Competing interests: The authors declare no competing interests. Data can be reprocessed using the tools described in the Methods section, namely kraken2 for metagenomic classification, bwa for mapping to reference genomes, following the documentation in the associated repository. Custom code for processing and visualisation is available under https://github.com/admixVIE/Great-Ape-DNA-Virome .

Figures

Fig. 1
Fig. 1
Distribution of sequencing reads per library. (A) Numbers of raw reads, reads after trimming and unique reads (after BBmap clumpify) across 214 libraries. (B) Percentage of reads per library assigned to Homo, Bacteria, or Viruses using Kraken2. We note that mapping great ape sequencing data to the human genome is commonly performed in genomic studies to avoid reference bias.
Fig. 2
Fig. 2
Summaries of reads assigned to different virus domains and families. (A) Proportion of virus-assigned reads based on kraken2 across 214 libraries, stratified by realm and by family (for DNA viruses and Retroviridae). (B) Number of libraries with any read assigned to virus families. (C) Number of libraries with at least 25 reads assigned to virus families.
Fig. 3
Fig. 3
Heatmap of positive reads per viral species.
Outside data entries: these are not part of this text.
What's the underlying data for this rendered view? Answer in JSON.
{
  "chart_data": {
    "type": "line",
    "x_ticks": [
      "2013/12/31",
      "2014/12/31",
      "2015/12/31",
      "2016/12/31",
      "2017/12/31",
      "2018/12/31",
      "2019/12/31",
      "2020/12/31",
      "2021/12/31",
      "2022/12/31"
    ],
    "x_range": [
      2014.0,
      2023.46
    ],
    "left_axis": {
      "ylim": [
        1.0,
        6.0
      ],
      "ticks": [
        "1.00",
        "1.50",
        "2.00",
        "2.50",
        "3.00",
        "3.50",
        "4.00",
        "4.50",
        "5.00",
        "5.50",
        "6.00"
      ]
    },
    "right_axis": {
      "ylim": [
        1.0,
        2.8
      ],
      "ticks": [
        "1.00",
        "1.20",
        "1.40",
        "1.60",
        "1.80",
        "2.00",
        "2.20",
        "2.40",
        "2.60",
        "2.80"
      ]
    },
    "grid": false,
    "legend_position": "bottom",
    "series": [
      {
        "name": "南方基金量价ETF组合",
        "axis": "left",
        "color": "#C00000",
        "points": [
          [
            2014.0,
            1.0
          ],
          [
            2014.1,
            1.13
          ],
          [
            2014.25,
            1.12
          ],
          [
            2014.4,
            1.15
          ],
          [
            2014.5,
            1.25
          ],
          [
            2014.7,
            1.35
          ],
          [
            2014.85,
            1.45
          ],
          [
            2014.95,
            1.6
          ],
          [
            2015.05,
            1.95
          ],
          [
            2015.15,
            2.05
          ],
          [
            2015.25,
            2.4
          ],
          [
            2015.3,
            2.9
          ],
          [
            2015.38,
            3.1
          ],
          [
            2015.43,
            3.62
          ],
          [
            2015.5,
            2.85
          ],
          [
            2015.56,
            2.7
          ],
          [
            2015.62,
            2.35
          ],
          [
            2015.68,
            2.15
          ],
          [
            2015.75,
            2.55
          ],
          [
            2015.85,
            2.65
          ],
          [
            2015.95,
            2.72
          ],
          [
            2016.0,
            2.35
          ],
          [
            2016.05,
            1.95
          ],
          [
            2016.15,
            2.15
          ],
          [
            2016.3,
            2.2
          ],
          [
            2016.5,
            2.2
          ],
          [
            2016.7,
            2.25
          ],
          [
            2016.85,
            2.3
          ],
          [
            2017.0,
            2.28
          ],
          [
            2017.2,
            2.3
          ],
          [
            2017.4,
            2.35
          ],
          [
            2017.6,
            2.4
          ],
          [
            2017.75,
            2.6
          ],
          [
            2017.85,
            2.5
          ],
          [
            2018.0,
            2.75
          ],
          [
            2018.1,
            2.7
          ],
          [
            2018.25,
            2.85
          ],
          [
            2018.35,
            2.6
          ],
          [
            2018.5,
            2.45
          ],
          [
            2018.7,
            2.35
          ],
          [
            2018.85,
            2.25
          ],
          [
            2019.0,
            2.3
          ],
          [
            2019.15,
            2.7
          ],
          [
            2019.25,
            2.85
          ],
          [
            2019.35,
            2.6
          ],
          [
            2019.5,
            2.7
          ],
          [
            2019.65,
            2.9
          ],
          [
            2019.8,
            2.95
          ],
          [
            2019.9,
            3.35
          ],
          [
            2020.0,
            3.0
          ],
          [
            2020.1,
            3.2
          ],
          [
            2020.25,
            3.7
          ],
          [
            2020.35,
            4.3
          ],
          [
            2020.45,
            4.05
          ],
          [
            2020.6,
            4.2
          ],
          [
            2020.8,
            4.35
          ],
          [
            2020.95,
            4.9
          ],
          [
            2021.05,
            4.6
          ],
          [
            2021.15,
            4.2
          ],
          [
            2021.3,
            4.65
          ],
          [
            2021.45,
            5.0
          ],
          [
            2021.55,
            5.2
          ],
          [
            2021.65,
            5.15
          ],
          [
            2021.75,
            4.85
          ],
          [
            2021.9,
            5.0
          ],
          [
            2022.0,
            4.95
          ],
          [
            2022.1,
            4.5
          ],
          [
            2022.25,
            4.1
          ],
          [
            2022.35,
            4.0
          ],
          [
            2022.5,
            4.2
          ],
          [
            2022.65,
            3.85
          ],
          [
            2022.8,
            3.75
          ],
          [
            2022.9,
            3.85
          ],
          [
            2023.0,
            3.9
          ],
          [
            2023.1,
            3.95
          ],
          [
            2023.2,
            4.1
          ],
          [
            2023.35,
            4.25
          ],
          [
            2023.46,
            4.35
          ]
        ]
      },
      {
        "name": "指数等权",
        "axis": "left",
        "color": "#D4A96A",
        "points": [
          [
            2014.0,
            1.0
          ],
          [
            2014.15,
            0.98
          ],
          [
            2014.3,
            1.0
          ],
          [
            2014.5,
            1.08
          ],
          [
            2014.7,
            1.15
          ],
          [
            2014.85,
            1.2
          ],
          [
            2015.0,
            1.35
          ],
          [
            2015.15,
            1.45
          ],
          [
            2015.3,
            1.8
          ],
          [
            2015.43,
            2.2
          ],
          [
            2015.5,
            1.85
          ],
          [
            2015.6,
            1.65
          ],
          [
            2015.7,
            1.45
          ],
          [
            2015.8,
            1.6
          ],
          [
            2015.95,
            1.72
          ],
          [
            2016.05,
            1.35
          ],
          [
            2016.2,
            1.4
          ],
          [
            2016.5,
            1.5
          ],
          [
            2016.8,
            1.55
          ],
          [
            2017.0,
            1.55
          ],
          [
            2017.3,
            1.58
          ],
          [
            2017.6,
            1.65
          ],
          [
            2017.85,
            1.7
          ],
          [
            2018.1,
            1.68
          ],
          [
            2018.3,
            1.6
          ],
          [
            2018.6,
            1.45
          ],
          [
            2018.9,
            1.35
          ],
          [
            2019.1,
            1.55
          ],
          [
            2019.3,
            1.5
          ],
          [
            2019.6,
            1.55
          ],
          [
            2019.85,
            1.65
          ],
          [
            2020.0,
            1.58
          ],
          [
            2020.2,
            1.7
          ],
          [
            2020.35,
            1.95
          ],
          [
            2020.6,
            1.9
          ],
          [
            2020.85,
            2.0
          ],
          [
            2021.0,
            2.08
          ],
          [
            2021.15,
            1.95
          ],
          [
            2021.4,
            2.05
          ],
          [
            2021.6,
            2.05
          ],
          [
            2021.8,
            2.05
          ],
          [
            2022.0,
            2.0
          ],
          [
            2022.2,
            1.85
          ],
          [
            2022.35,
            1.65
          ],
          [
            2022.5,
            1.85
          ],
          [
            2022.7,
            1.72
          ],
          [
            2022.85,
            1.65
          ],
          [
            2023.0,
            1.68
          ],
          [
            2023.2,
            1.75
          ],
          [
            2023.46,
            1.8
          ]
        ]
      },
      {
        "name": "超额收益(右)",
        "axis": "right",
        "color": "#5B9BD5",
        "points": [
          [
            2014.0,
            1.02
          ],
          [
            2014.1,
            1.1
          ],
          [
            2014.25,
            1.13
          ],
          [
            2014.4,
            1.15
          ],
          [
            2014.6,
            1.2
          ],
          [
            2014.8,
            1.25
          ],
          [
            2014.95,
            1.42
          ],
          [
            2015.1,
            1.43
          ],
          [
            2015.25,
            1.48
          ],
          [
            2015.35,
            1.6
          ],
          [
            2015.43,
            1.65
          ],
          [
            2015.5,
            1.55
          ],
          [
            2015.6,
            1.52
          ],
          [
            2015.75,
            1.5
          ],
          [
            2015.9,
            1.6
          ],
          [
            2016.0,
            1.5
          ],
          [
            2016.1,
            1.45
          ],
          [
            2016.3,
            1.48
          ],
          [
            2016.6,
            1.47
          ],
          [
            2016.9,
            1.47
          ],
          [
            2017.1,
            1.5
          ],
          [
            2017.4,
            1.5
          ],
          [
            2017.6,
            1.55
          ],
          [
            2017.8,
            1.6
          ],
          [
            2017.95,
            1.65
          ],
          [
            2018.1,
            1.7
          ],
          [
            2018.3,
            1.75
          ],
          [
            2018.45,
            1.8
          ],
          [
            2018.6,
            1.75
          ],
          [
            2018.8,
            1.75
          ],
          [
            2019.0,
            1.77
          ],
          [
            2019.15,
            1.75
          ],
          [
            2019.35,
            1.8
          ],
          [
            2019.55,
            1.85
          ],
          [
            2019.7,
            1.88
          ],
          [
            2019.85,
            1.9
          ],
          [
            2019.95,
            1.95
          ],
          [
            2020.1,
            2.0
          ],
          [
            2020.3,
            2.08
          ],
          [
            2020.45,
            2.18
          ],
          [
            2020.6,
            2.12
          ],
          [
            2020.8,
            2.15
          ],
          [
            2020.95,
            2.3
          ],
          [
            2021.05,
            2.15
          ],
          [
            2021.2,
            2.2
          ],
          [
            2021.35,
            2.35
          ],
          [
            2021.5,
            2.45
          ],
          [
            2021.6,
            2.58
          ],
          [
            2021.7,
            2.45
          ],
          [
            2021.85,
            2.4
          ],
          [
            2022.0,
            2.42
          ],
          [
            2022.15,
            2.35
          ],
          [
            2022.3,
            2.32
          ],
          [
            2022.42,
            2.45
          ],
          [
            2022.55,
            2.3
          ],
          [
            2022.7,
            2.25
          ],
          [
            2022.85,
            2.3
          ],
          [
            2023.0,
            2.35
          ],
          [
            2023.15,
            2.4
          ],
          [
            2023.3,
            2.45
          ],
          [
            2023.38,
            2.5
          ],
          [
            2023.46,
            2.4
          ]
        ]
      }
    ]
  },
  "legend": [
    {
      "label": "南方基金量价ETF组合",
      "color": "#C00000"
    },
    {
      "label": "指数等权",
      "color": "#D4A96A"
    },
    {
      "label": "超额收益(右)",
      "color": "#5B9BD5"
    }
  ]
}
The figure depicts all libraries that have at least 25 hits assigned to one of the 99 viruses in the capture kit (with merged numbers for Cytomegalovirus strains).
Fig. 4
Fig. 4
Maximum likelihood phylogeny of hepatitis B virus genomes obtained in this study, in the context of known viral diversity among great apes. The full HBV genomes were used, with a final SNPs alignment length of 4590 bp. The tree was rooted on a human hepatitis B strain, which serves as an outgroup. The colouring of the clades follows Fig. 3 in Locarnini et al., representing the geographical distribution of the great ape species. Samples newly sequenced in this study are marked in red.